Thursday, 22 December 2011

Jolly Red Velvet Christmas Cupcakes


Season's greetings, friends!

Well, it's two days out from Christmas, and I think I am more or less ready for the festive mayhem that is to encompass the next few days. My Christmas lights are up and my house looks jolly indeed, my Christmas tree happily occupies the corner of our living room, and our family has been on top of the present-buying for the relatives, so no cousin has to be left out awkwardly for the celebrations!


Luckily this year, as mentioned in an earlier post, my friend Sian and I have started a little plate-painting business, so last-minute presents have been at the ready for friends, family, and workmates. Just yesterday we had our twilight stall at the farmers' markets, which went over fabulously, with lots of purchases and interest in our designs! Obviously lots of people had left their shopping till the last minute, but hey, that suited us fine! It gives me a warm and fuzzy feeling to know that on Christmas, people will tear away the packaging to reveal our little plates. I hope they are enjoyed.


Aside from holding the stall, wrapping presents and decorating the house, I decided to bake these gorgeous little red velvet cupcakes. I had never tried red velvet before, but I am always up for new things, and thought the shade of red complemented the occasion nicely. So I made a batch for my friends, cooking up a right crimson mess in my kitchen in the process - but hey, it was totally worth it.


These cupcakes are soft and, well, velvety, and the cream cheese frosting on top is light, and perfect piped into a small dollop on top, so you can still see the deep red underneath. I think the cupcakes are perfect as they are, but I had a bit of spare time on my hands, and wanted to make the cupcakes look a little more festive, so I made some fondant to mould into little Chrissy shapes! My favourite shape would have to be the snowman - he's just so damn cute!


{Original recipe (minus the fondant) adapted from 'Everything Alice', by Hannah Read-Baldrey and Christine Leech}

Have a wonderful Christmas everybody!
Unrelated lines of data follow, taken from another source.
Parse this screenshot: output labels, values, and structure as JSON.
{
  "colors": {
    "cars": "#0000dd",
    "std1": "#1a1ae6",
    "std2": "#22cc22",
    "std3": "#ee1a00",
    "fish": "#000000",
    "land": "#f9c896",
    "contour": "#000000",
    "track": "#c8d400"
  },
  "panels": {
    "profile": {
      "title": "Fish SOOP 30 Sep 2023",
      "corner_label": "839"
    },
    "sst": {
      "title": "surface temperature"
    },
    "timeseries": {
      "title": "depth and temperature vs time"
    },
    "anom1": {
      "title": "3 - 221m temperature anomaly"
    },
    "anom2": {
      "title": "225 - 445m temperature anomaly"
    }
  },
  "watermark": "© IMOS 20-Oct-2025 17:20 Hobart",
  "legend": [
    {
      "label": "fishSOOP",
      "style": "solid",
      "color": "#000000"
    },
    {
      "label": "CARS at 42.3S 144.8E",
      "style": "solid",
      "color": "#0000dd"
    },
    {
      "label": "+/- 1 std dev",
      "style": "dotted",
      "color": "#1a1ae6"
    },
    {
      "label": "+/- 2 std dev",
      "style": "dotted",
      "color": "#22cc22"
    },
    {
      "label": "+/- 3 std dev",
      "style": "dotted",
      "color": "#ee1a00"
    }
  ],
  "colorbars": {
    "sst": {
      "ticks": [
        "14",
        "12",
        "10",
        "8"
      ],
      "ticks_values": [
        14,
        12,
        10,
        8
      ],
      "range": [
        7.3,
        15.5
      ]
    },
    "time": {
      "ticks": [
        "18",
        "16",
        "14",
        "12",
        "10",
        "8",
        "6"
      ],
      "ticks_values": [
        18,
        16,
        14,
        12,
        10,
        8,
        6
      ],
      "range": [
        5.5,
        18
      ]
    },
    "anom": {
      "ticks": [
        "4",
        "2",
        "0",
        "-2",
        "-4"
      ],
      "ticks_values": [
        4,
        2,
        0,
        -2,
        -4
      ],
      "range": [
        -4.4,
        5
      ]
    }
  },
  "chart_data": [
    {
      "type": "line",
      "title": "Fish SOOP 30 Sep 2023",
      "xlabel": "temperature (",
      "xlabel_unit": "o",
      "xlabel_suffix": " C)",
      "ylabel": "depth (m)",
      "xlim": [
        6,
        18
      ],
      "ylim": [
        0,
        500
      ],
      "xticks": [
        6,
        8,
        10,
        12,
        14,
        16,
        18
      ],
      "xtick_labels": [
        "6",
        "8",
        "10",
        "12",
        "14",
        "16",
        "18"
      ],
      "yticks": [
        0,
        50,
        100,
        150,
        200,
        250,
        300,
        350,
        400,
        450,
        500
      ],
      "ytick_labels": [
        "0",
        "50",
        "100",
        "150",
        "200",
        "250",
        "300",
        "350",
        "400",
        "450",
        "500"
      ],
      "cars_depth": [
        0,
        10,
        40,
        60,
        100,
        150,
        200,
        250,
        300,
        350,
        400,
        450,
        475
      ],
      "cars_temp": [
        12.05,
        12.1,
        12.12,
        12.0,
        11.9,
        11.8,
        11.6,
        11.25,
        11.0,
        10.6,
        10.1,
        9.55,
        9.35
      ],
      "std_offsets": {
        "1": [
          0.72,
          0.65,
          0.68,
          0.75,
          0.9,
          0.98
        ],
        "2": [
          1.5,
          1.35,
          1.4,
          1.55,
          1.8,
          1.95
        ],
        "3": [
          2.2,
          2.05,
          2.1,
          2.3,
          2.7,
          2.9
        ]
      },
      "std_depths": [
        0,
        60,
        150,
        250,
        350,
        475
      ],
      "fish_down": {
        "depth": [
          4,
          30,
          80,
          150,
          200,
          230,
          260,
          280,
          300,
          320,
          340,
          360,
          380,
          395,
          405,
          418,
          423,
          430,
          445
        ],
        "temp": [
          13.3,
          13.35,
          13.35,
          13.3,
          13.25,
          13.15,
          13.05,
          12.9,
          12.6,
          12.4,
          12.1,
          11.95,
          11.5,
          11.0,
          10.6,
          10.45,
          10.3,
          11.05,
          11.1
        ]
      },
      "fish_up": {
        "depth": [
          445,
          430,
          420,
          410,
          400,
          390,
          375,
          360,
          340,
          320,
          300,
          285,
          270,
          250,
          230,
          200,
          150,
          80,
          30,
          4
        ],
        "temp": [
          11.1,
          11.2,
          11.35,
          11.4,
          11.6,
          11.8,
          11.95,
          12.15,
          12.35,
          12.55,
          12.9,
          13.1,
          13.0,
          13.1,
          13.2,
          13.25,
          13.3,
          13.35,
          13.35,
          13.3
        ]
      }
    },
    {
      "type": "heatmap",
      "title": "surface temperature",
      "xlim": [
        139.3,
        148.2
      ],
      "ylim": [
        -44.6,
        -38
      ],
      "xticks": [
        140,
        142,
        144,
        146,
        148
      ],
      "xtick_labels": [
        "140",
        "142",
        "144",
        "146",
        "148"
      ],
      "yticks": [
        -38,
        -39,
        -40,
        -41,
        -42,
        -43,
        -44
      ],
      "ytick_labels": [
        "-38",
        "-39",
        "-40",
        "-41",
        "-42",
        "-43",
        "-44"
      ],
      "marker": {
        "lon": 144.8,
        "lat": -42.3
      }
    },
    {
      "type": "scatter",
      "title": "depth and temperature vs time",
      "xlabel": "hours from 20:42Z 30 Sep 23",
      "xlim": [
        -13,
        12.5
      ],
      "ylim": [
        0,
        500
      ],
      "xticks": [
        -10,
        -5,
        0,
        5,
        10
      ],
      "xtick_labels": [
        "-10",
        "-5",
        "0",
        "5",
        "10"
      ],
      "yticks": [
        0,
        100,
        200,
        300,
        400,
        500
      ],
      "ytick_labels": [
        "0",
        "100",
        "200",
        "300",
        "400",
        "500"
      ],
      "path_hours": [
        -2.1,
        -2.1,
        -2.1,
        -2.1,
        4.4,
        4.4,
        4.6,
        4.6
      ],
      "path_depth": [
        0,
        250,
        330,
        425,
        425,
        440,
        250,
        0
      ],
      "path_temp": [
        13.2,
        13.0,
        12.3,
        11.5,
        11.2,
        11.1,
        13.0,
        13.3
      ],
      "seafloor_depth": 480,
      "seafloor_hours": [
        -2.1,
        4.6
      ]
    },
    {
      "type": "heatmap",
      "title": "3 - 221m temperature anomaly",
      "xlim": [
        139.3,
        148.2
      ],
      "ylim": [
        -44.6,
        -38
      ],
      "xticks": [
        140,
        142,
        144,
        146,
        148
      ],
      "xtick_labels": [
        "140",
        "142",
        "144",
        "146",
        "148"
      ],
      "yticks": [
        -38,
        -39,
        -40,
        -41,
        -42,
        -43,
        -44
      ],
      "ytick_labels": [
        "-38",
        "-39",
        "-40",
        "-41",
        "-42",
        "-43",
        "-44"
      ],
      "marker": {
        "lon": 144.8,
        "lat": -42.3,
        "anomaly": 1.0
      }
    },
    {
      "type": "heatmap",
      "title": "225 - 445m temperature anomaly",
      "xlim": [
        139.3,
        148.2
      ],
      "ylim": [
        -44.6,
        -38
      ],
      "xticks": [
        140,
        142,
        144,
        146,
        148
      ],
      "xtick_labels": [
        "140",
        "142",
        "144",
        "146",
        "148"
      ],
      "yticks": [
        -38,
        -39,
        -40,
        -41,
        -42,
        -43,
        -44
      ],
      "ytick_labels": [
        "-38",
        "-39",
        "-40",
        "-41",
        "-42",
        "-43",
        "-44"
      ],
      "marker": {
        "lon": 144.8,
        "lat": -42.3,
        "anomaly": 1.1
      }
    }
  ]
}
I'll post again in the New Year!


Red Velvet Christmas Cupcakes

Makes about 20 cupcakes
Ingredients:
Cupcake:
340g self-raising flour
1 tsp baking powder
Pinch of salt
4 tbsp cocoa powder
50ml red food colouring
A dash of milk
110g unsalted butter, softened
340g caster sugar
2 eggs, beaten
2 tsp vanilla essence
250g lite sour cream
1 tsp white vinegar
1 tsp baking soda

Frosting:
110g unsalted butter, softened
240g cream cheese
340g icing sugar
2 tsp vanilla essence

Fondant (optional):
1.5 cups icing sugar
2 tbsp unsalted butter, softened
2 tbsp milk or water
Food colouring

Method:

Preheat the oven to 180 degrees celsius. Place 20 cupcake wrappers in muffin tins.

Sift the flour, baking powder and salt into a medium bowl and set aside. In a small bowl, combine the cocoa powder and food colouring. If the mixture is still dry and forms little 'pebbles', add just enough milk to make a thick, shiny paste with no lumps.

Cream the butter and sugar in a large bowl. When light and fluffy, add the eggs, then the cocoa paste and the vanilla essence - mix until smooth. Add the sifted flour and the sour cream, and again mix until smooth.

In a cup, mix the vinegar and baking soda - it will fizz. Add this to the cake mixture. Divide the mixture evenly between the cupcake cases, and bake for 20 minutes, until a skewer comes out clean. Allow the cakes to cool in their tins for 5 minutes, then transfer to a wire rack to cool completely.


To decorate:

Once the cakes have cooled completely, combine the butter and cream cheese and blend until smooth. Sift in the icing sugar and add the vanilla extract. Using a piping bag, or a dolloping-instument (ie. a spoon), ice the cupcakes.

To make the fondant, combine icing sugar, butter and milk/water in a large bowl and mix until a dough-like mixture forms. If the mixture is too soft and creamy, add more icing sugar until the right consistency is acheived. Knead for 1-2 minutes. Divide the fondant into bowls, and colour separately with different food colouring. Model as desired, and pop onto the top of your cupcakes!